Hal itu membuat banyak orang yang khawatir bahkan enggan untuk melakukan vaksin Covid-19.
Temuan vaksin Covid-19 ini membawa keprihatinan tersendiri.
Pasalnya, pengembangan vaksin ini tergolong cepat sehingga banyak orang yang khawatir akan efek sampingnya.
Efek samping vaksin Covid-19
Melansir data Celveland Clinic, sudah ada dua jenis vaksin yang telah mendapat lampu hijau untuk didistribusikan, yakni vaksin Pfizer dan Moderna mRNA.
Vaksin Pfizer dikembangkan oleh BioNTech dan Pfizer Inc, sedangkan vaksin Moderna mRNA dikembangkan oleh moderna.

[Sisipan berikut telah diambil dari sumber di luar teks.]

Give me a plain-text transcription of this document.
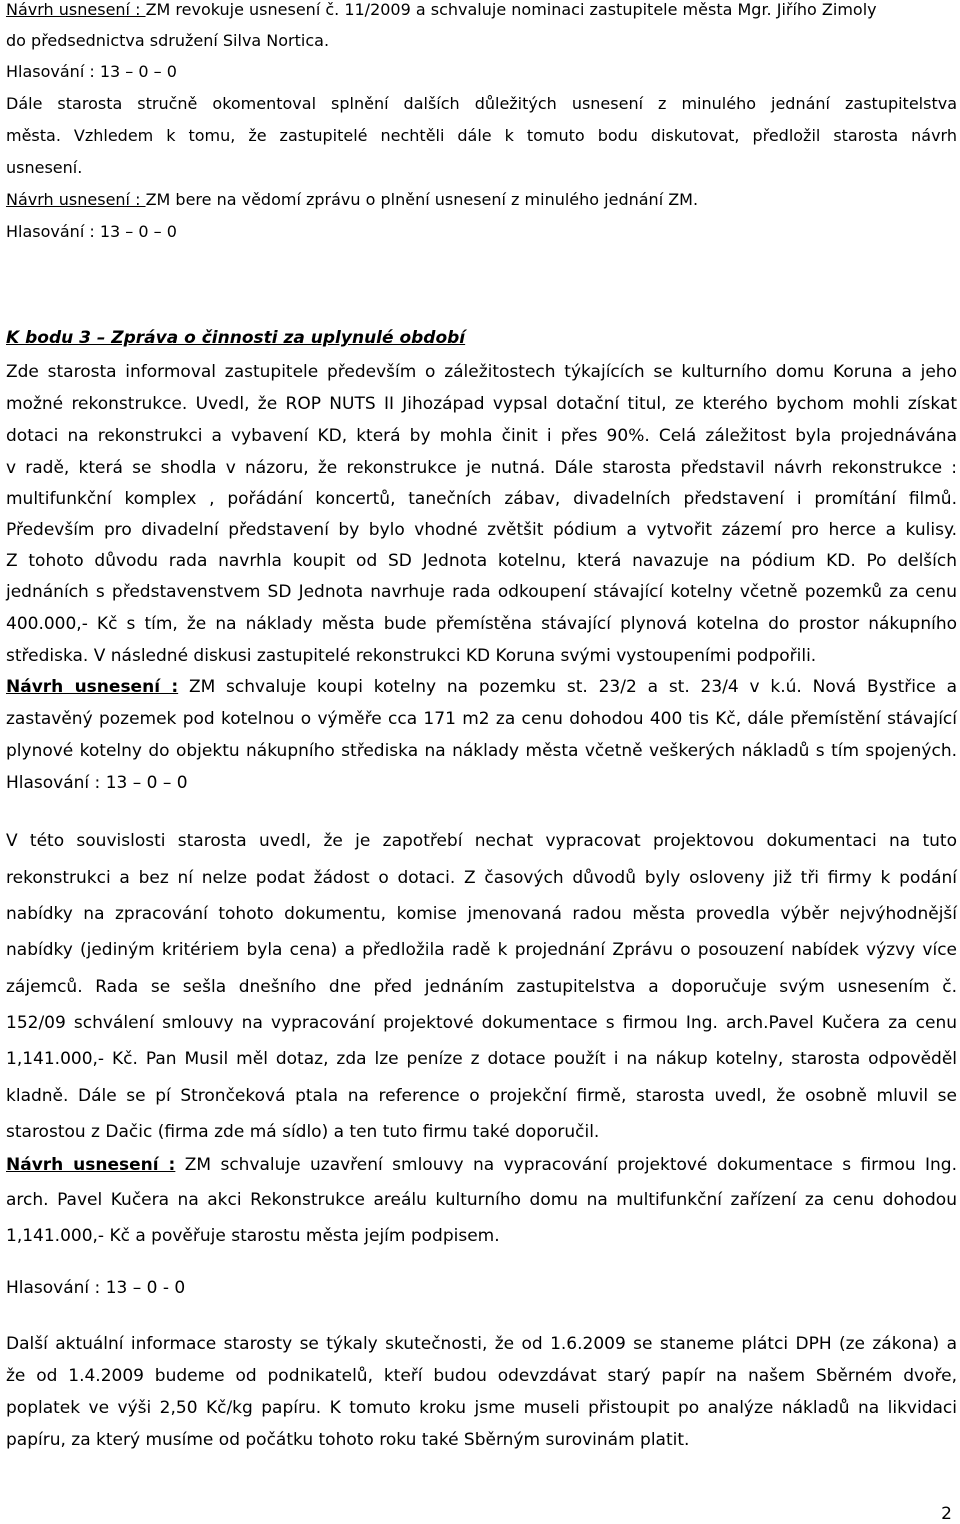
Návrh usnesení : ZM revokuje usnesení č. 11/2009 a schvaluje nominaci zastupitele města Mgr. Jiřího Zimoly
do předsednictva sdružení Silva Nortica.
Hlasování : 13 – 0 – 0
Dále starosta stručně okomentoval splnění dalších důležitých usnesení z minulého jednání zastupitelstva
města. Vzhledem k tomu, že zastupitelé nechtěli dále k tomuto bodu diskutovat, předložil starosta návrh
usnesení.
Návrh usnesení : ZM bere na vědomí zprávu o plnění usnesení z minulého jednání ZM.
Hlasování : 13 – 0 – 0
K bodu 3 – Zpráva o činnosti za uplynulé období
Zde starosta informoval zastupitele především o záležitostech týkajících se kulturního domu Koruna a jeho
možné rekonstrukce. Uvedl, že ROP NUTS II Jihozápad vypsal dotační titul, ze kterého bychom mohli získat
dotaci na rekonstrukci a vybavení KD, která by mohla činit i přes 90%. Celá záležitost byla projednávána
v radě, která se shodla v názoru, že rekonstrukce je nutná. Dále starosta představil návrh rekonstrukce :
multifunkční komplex , pořádání koncertů, tanečních zábav, divadelních představení i promítání filmů.
Především pro divadelní představení by bylo vhodné zvětšit pódium a vytvořit zázemí pro herce a kulisy.
Z tohoto důvodu rada navrhla koupit od SD Jednota kotelnu, která navazuje na pódium KD. Po delších
jednáních s představenstvem SD Jednota navrhuje rada odkoupení stávající kotelny včetně pozemků za cenu
400.000,- Kč s tím, že na náklady města bude přemístěna stávající plynová kotelna do prostor nákupního
střediska. V následné diskusi zastupitelé rekonstrukci KD Koruna svými vystoupeními podpořili.
Návrh usnesení : ZM schvaluje koupi kotelny na pozemku st. 23/2 a st. 23/4 v k.ú. Nová Bystřice a
zastavěný pozemek pod kotelnou o výměře cca 171 m2 za cenu dohodou 400 tis Kč, dále přemístění stávající
plynové kotelny do objektu nákupního střediska na náklady města včetně veškerých nákladů s tím spojených.
Hlasování : 13 – 0 – 0
V této souvislosti starosta uvedl, že je zapotřebí nechat vypracovat projektovou dokumentaci na tuto
rekonstrukci a bez ní nelze podat žádost o dotaci. Z časových důvodů byly osloveny již tři firmy k podání
nabídky na zpracování tohoto dokumentu, komise jmenovaná radou města provedla výběr nejvýhodnější
nabídky (jediným kritériem byla cena) a předložila radě k projednání Zprávu o posouzení nabídek výzvy více
zájemců. Rada se sešla dnešního dne před jednáním zastupitelstva a doporučuje svým usnesením č.
152/09 schválení smlouvy na vypracování projektové dokumentace s firmou Ing. arch.Pavel Kučera za cenu
1,141.000,- Kč. Pan Musil měl dotaz, zda lze peníze z dotace použít i na nákup kotelny, starosta odpověděl
kladně. Dále se pí Strončeková ptala na reference o projekční firmě, starosta uvedl, že osobně mluvil se
starostou z Dačic (firma zde má sídlo) a ten tuto firmu také doporučil.
Návrh usnesení : ZM schvaluje uzavření smlouvy na vypracování projektové dokumentace s firmou Ing.
arch. Pavel Kučera na akci Rekonstrukce areálu kulturního domu na multifunkční zařízení za cenu dohodou
1,141.000,- Kč a pověřuje starostu města jejím podpisem.
Hlasování : 13 – 0 - 0
Další aktuální informace starosty se týkaly skutečnosti, že od 1.6.2009 se staneme plátci DPH (ze zákona) a
že od 1.4.2009 budeme od podnikatelů, kteří budou odevzdávat starý papír na našem Sběrném dvoře,
poplatek ve výši 2,50 Kč/kg papíru. K tomuto kroku jsme museli přistoupit po analýze nákladů na likvidaci
papíru, za který musíme od počátku tohoto roku také Sběrným surovinám platit.
2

Kedua jenis vaksin tersebut diklaim memiliki efektivitas sebesar 95 persen selama uji coba.
Sebenarnya, belum ada vaksin yang sepenuhnya disetujui oleh Food and Drug Administration (FDA) untuk dijual ke rumah sakit dan penyedia layanan kesehatan.
Akan tetapi, dua jenis vaksin tersebut disetujui untuk izin penggunaan darurat.
Dengan demikian, vaksin yang telah diedarkan itu masih akan ters diuji coba untuk membuktikan kemanan dan efektivitasnya.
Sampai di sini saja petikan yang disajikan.